In this issue of Psychiatric Services, Kalb et al. draw attention to the troubling state of resources for best-practice management of acute psychiatric crises among children and adolescents with autism spectrum disorder (ASD). Their study was prompted in part by the observation that a greater proportion of youths with ASD compared with youths in the general population present to an emergency department (ED) in a psychiatric crisis. With a dichotomous sample of child psychiatrists who routinely care for youths with ASD and those who do not, Kalb and colleagues questioned whether child psychiatrists are equally willing, prepared, and likely to use community resources to take on crisis management of youths with ASD. The authors concluded that the short answers are yes, yes, and not necessarily. Whether influenced by misperceptions fueled by media reports or knowledge of cases of mismanagement, experienced providers and parents alike suspect that first responders, EDs, and psychiatric inpatient services are not likely to provide high-quality acute care of youths with ASD who are experiencing a crisis. When treating these youths, child psychiatrists also reported limited access to external clinical assets, including psychologists, social workers, or coordinating evaluation centers.
For these and other reasons, parents or caregivers often choose to attempt de-escalation of the crisis at home. However, the authors found that child psychiatrists with experience treating ASD are less likely to help families develop home crisis management plans. We find this surprising—it is unthinkable that a child psychiatrist would, for example, neglect to instruct an adolescent with depression and his or her family to develop a safety plan to manage suicidal ideation. Failing home de-escalation, a trip to an ED, sometimes with bruises and scars or in the wake of property destruction, is often met with long wait times. One of us has experience (RED) managing children with ASD who were in crisis and who languished on ED stretchers for more than a week because of a shortage of appropriate inpatient psychiatric beds. Awareness of such instances may help explain the hesitation of psychiatrists to send these youths in crisis to an ED.
Kalb et al. briefly list pertinent initiatives in crisis management of youths with ASD, including community partnership intervention teams to divert ED visits, training of ED personnel in working with this population, and academic-governmental alliances to build a larger workforce of clinical providers who treat youths with ASD. These strike us as important but back-end solutions. Instead, we are reminded of Benjamin Franklin’s axiom that an ounce of prevention is worth a pound of cure, which is to say that prevention of psychiatric crises among youths with ASD is a far safer and more economical enterprise than any effort to contain and manage a crisis in progress. Although a future piece of front-end solutions will be better-tolerated preventive pharmacotherapies, much more effort can and should begin right now to implement effective behavioral de-escalation techniques in selected locations where psychiatric crises often begin—specifically, at home, in schools, in health care provider clinics, or in a public venue.
Families may inadvertently fan the flames of a crisis at home or may douse the flames with safe, effective de-escalation skills. Families deserve to be empowered with expert training to perform the latter. One of us (GV) directs a state-funded ASD and related disabilities center affiliated with our institution, which has limited capacity to train parents and caregivers in crisis de-escalation skills, but similar resources elsewhere are scarce. Many school systems have implemented teacher, counselor, and administrator de-escalation training, but not specifically for children with ASD. Primary care providers, often the most accessible and familiar clinicians caring for this population, would benefit from expert training in crisis de-escalation. Mandating this training in pediatric residency and nurse practitioner training programs and perhaps in maintenance of certification requirements should be considered. The best teachers of effective de-escalation skills at present are not necessarily child psychiatrists, but they may be the best students and quickest studies for a “train the trainer” model to implement parent de-escalation skills training. Emerging partnerships between academic training programs and local law enforcement agencies are now teaching first responders to recognize and approach individuals who have ASD—efforts that deserve expansion into autistic crisis de-escalation.

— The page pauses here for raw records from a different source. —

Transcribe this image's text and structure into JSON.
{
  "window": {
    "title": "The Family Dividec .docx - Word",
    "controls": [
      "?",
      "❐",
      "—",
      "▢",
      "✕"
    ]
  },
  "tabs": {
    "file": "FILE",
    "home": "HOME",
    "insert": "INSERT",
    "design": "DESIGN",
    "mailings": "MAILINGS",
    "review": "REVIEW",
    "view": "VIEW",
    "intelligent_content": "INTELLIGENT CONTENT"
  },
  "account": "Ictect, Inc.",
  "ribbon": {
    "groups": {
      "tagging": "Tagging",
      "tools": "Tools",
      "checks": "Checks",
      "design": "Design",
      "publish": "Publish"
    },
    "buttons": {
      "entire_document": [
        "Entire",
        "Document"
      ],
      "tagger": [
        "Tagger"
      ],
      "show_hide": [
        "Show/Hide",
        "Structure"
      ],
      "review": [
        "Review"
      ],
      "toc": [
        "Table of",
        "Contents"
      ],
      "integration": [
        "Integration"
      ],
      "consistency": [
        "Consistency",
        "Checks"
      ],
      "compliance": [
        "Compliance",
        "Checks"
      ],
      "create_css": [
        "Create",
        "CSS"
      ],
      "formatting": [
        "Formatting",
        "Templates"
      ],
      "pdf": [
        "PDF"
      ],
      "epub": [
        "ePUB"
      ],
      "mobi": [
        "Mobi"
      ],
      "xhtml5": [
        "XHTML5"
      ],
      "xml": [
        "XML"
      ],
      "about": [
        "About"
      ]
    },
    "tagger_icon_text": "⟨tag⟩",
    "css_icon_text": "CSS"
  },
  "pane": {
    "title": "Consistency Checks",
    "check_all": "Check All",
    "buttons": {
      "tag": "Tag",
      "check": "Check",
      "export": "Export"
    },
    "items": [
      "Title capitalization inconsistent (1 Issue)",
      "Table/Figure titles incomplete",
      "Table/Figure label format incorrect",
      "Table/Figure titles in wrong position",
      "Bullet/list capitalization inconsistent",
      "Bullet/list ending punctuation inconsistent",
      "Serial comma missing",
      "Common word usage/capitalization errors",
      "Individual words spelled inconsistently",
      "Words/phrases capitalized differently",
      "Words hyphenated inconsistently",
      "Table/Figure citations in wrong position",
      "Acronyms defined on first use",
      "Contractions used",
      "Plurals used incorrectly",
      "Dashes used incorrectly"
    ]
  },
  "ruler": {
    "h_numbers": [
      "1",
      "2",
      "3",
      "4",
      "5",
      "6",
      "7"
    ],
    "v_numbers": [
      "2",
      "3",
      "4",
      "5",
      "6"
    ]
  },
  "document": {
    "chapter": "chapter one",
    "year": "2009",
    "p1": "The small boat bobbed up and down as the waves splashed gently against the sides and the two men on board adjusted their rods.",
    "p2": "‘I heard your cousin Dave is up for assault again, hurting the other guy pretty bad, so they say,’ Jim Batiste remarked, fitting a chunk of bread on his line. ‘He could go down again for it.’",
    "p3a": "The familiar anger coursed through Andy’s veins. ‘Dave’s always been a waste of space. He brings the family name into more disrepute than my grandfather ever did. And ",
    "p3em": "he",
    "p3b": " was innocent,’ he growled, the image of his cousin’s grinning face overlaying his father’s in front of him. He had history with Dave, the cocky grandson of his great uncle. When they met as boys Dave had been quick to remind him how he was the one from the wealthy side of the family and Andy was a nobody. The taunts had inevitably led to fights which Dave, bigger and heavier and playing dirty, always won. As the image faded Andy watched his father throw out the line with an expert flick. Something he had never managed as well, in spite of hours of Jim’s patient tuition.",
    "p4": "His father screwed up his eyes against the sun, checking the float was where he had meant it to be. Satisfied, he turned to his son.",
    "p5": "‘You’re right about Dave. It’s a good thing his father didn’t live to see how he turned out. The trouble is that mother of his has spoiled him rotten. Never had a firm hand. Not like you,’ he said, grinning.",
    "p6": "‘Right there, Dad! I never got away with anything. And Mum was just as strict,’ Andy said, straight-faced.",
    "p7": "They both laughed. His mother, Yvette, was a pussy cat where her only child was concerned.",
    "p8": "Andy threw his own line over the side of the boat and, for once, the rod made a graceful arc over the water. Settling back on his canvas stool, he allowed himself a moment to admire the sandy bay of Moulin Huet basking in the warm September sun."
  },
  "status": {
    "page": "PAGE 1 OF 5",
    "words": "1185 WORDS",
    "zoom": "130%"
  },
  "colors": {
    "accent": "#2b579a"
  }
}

Operationalizing a paradigm shift toward preventive de-escalation training for helping youths with ASD who are experiencing psychiatric crises will require committed funding and research. To this end, it is both disappointing and frustrating that current political leadership in this country seems disinclined to invest human and capital resources where they do the most good—in this case preventive mental health care for children with ASD.